Embedding a Help Page in Storyline?

Jun 06, 2012

I would like to know whether is there a way to insert a help page in Storyline as we usually do in Presenter 09.

Steps I follow to create a hel page in Storyline is:

a. Create a Media tour/labelled graphic interaction

b. Importing the engage file as a player tab in presenter 09.

Is there a way similar to the above mentioned steps? or suggest a better enhanced way of how best I can do in Storyline?

thanks for your support!

13 Replies
Ragunathakrishnan G

Thanks for sharing this. We are working on a business proposal with one of our clients and before that we would like to get the following clarifications in Storyline:

  1. We would like to confirm whether a trigger cannot be used for the Previous button and also whether the previous button takes to the slide last viewed and not the exact previous slide.
  2. Is there a possibility of disabling the draggable feature of the seek bar in a particular slide?
  3. Can we view slides notes from the bottom of the slide as we do in Articulate Presenter 09 by selecting "View Slides notes from the bottom"?
Rebecca Fleisch Cordeiro

Hi Ragunathakrishn,

Seekbar

There's a post on controlling the seekbar here:

http://community.articulate.com/forums/p/12139/72636.aspx#72636

Notes Pages

I just played with and then took a look at the the tutorial (http://community.articulate.com/tutorials/products/inserting-slide-notes.aspx) on Storyline Notes and I don't see an option to view notes at the bottom. Perhaps someone will let us know whether it's possible or if we should place a feature request.

Prev Button

Well, it seems it does in fact bring you to last slide viewed, not exact previous slide. Can't believe I hadn't noticed this before. Don't know what you mean about a trigger for the previous button. Maybe someone has answered as I've been typing this.

Jeanette Brooks
  1. That's true, currently there isn't a way to control the behavior of the Previous button via triggers. What some folks do is remove the built-in Prev/Next buttons on the player, and create their own nav buttons on the slide itself, so that they have more control by adding triggers and conditions. And yes - the built-in Previous button does take the learner to the slide they previously viewed (which might not necessarily be the slide that comes right before the current slide in a linear order).
  2. When a seekbar is enabled on a slide, users will be able to click and drag to "scrub" through the slide's duration, or rewind the slide if they want. There isn't currently a way to disable that behavior to make the seekbar a visual indicator only, but that would make a great feature request!
  3. The slide notes feature on the player allows you to display the slide notes in either the sidebar or as a clickable button on the player's top bar, but there isn't currently a way to move the slide notes to the bottom of the player. One alternative is to use a slide layer with a scrolling panel, instead of the built-in slide notes. Check out the screencast in this tutorial (jump to about the 35-second mark) for an example. If you'd like to see that story file, just lemme know and I can attach it here.

Hope that helps!

Ragunathakrishnan G

Jeanette:

Onething i'm surprised is that why the Previous button functionailty is designed like that it goes to the last slide viwed?

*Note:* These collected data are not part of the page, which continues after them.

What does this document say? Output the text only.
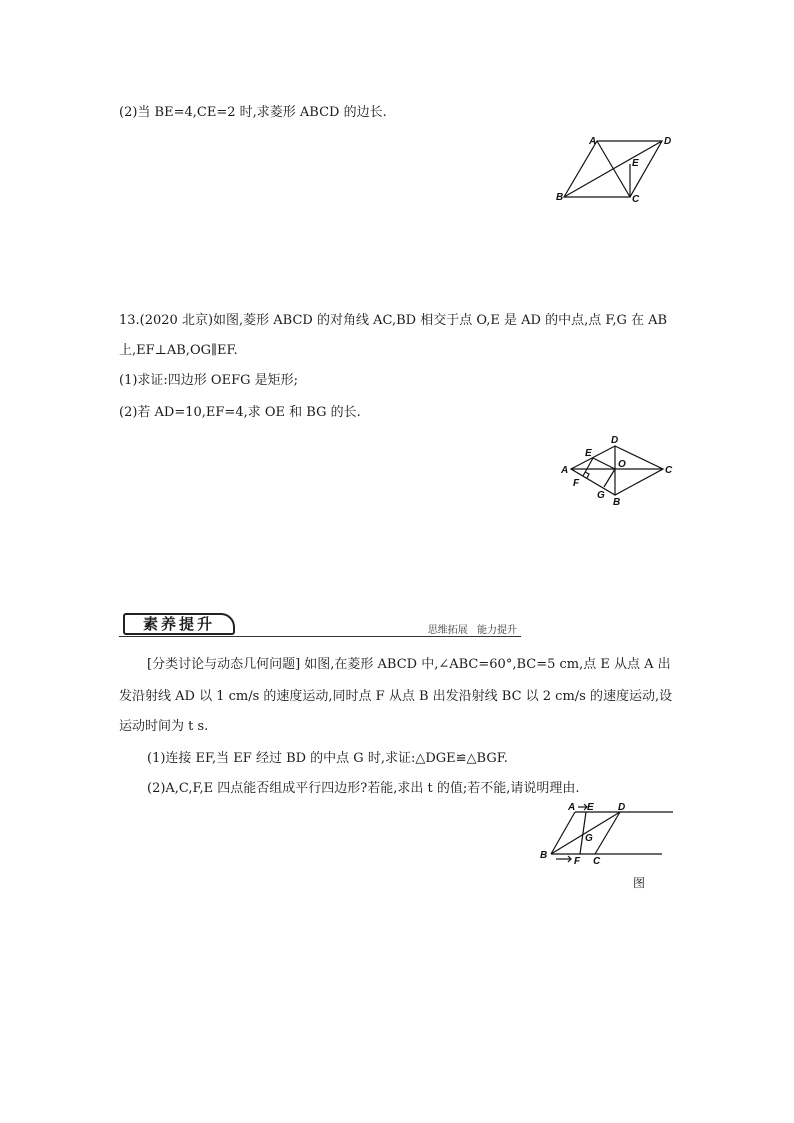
(2)当 BE=4,CE=2 时,求菱形 ABCD 的边长.
A	D
E
B	C
13.(2020 北京)如图,菱形 ABCD 的对角线 AC,BD 相交于点 O,E 是 AD 的中点,点 F,G 在 AB
上,EF⊥AB,OG∥EF.
(1)求证:四边形 OEFG 是矩形;
(2)若 AD=10,EF=4,求 OE 和 BG 的长.
D
E
O
A	C
F
G
B
素养提升	思维拓展 能力提升
[分类讨论与动态几何问题] 如图,在菱形 ABCD 中,∠ABC=60°,BC=5 cm,点 E 从点 A 出
发沿射线 AD 以 1 cm/s 的速度运动,同时点 F 从点 B 出发沿射线 BC 以 2 cm/s 的速度运动,设
运动时间为 t s.
(1)连接 EF,当 EF 经过 BD 的中点 G 时,求证:△DGE≌△BGF.
(2)A,C,F,E 四点能否组成平行四边形?若能,求出 t 的值;若不能,请说明理由.
A E D
G
B
F C
图
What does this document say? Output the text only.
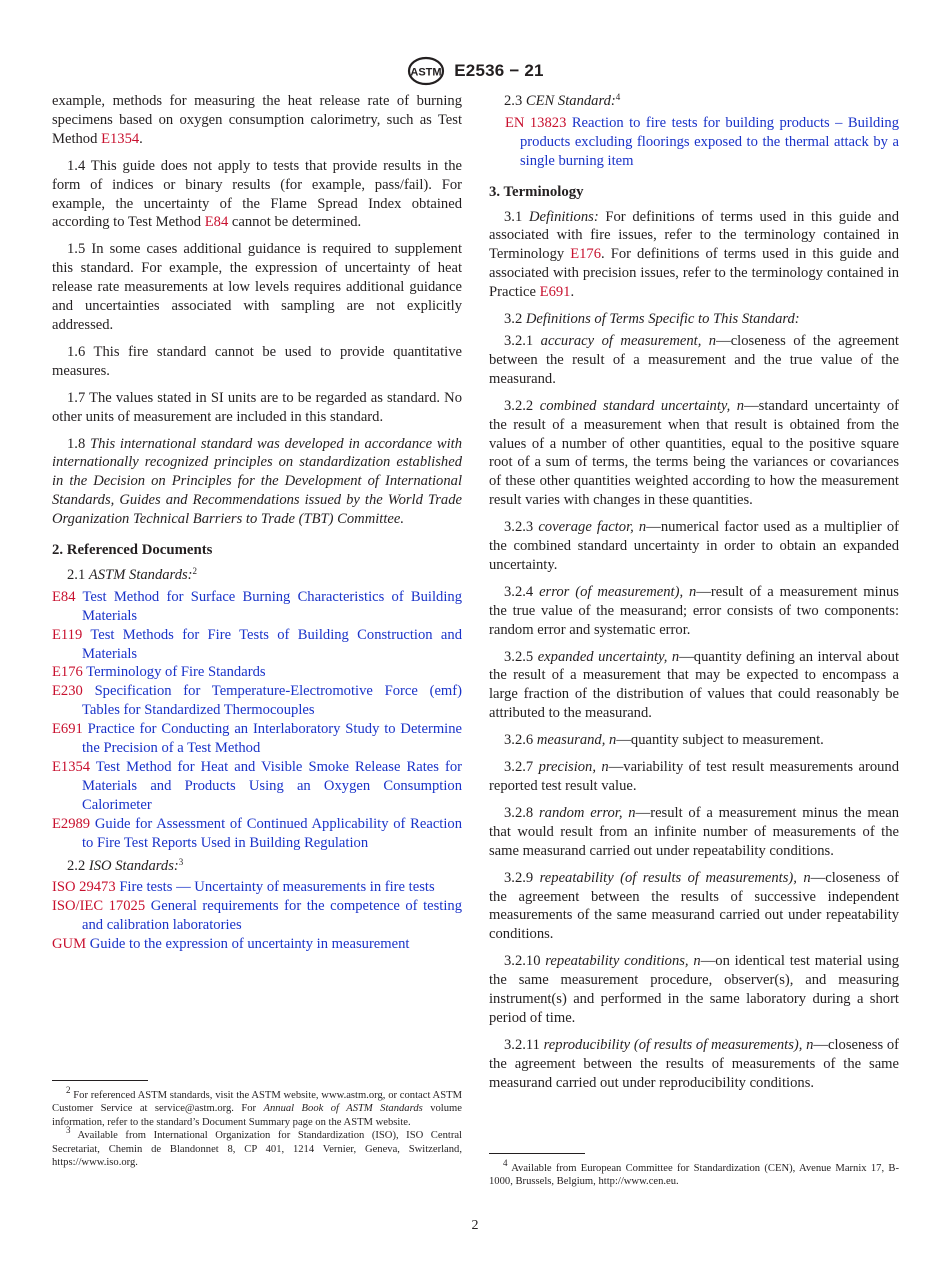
ASTM E2536 − 21

example, methods for measuring the heat release rate of burning specimens based on oxygen consumption calorimetry, such as Test Method E1354.

1.4 This guide does not apply to tests that provide results in the form of indices or binary results (for example, pass/fail). For example, the uncertainty of the Flame Spread Index obtained according to Test Method E84 cannot be determined.

1.5 In some cases additional guidance is required to supplement this standard. For example, the expression of uncertainty of heat release rate measurements at low levels requires additional guidance and uncertainties associated with sampling are not explicitly addressed.

1.6 This fire standard cannot be used to provide quantitative measures.

1.7 The values stated in SI units are to be regarded as standard. No other units of measurement are included in this standard.

1.8 This international standard was developed in accordance with internationally recognized principles on standardization established in the Decision on Principles for the Development of International Standards, Guides and Recommendations issued by the World Trade Organization Technical Barriers to Trade (TBT) Committee.

2. Referenced Documents

2.1 ASTM Standards:$^2$

E84 Test Method for Surface Burning Characteristics of Building Materials

E119 Test Methods for Fire Tests of Building Construction and Materials

E176 Terminology of Fire Standards

E230 Specification for Temperature-Electromotive Force (emf) Tables for Standardized Thermocouples

E691 Practice for Conducting an Interlaboratory Study to Determine the Precision of a Test Method

E1354 Test Method for Heat and Visible Smoke Release Rates for Materials and Products Using an Oxygen Consumption Calorimeter

E2989 Guide for Assessment of Continued Applicability of Reaction to Fire Test Reports Used in Building Regulation

2.2 ISO Standards:$^3$

ISO 29473 Fire tests — Uncertainty of measurements in fire tests

ISO/IEC 17025 General requirements for the competence of testing and calibration laboratories

GUM Guide to the expression of uncertainty in measurement

$^2$ For referenced ASTM standards, visit the ASTM website, www.astm.org, or contact ASTM Customer Service at service@astm.org. For Annual Book of ASTM Standards volume information, refer to the standard’s Document Summary page on the ASTM website.

$^3$ Available from International Organization for Standardization (ISO), ISO Central Secretariat, Chemin de Blandonnet 8, CP 401, 1214 Vernier, Geneva, Switzerland, https://www.iso.org.

2.3 CEN Standard:$^4$

EN 13823 Reaction to fire tests for building products – Building products excluding floorings exposed to the thermal attack by a single burning item

3. Terminology

3.1 Definitions: For definitions of terms used in this guide and associated with fire issues, refer to the terminology contained in Terminology E176. For definitions of terms used in this guide and associated with precision issues, refer to the terminology contained in Practice E691.

3.2 Definitions of Terms Specific to This Standard:

3.2.1 accuracy of measurement, n—closeness of the agreement between the result of a measurement and the true value of the measurand.

3.2.2 combined standard uncertainty, n—standard uncertainty of the result of a measurement when that result is obtained from the values of a number of other quantities, equal to the positive square root of a sum of terms, the terms being the variances or covariances of these other quantities weighted according to how the measurement result varies with changes in these quantities.

3.2.3 coverage factor, n—numerical factor used as a multiplier of the combined standard uncertainty in order to obtain an expanded uncertainty.

3.2.4 error (of measurement), n—result of a measurement minus the true value of the measurand; error consists of two components: random error and systematic error.

3.2.5 expanded uncertainty, n—quantity defining an interval about the result of a measurement that may be expected to encompass a large fraction of the distribution of values that could reasonably be attributed to the measurand.

3.2.6 measurand, n—quantity subject to measurement.

3.2.7 precision, n—variability of test result measurements around reported test result value.

3.2.8 random error, n—result of a measurement minus the mean that would result from an infinite number of measurements of the same measurand carried out under repeatability conditions.

3.2.9 repeatability (of results of measurements), n—closeness of the agreement between the results of successive independent measurements of the same measurand carried out under repeatability conditions.

3.2.10 repeatability conditions, n—on identical test material using the same measurement procedure, observer(s), and measuring instrument(s) and performed in the same laboratory during a short period of time.

3.2.11 reproducibility (of results of measurements), n—closeness of the agreement between the results of measurements of the same measurand carried out under reproducibility conditions.

$^4$ Available from European Committee for Standardization (CEN), Avenue Marnix 17, B-1000, Brussels, Belgium, http://www.cen.eu.

2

But will that will be changed in the next release such that the users should be given an option to change that condition either go to the slide last viewed or to the previous slide in the actual course.

Jeanette Brooks

Sure - I've attached the example of  the slide notes idea to this post.

Regarding the Previous button's behavior, yeah, the logic behind that is that most course developers these days are moving toward non-linear course designs, where a learner might arrive at a slide from any number of different places within the course. So, when a learner clicks the Previous button, they typically expect the button to behave similarly to a web browser's "Back" button, where they return to whatever screen they most recently viewed. That said, I can also see why in certain situations you might want to have more control over whether it behaves that way vs. just backing up one slide. I can't really predict whether the current behavior will change in future versions, but I do know that our dev team pays attention to feature requests, so the more voices, the better!

Jeanette Brooks

When you choose to have the video play automatically, by default the learner will still be able to click the video to start/stop it. But an easy way to prevent that is to draw a hotspot over the video (on the Insert tab, choose Hotspot and draw a rectangular hotspot over the video, but just don't assign any trigger action to it). That way you're essentially covering the video with an invisible shape that prevents it from being clicked on.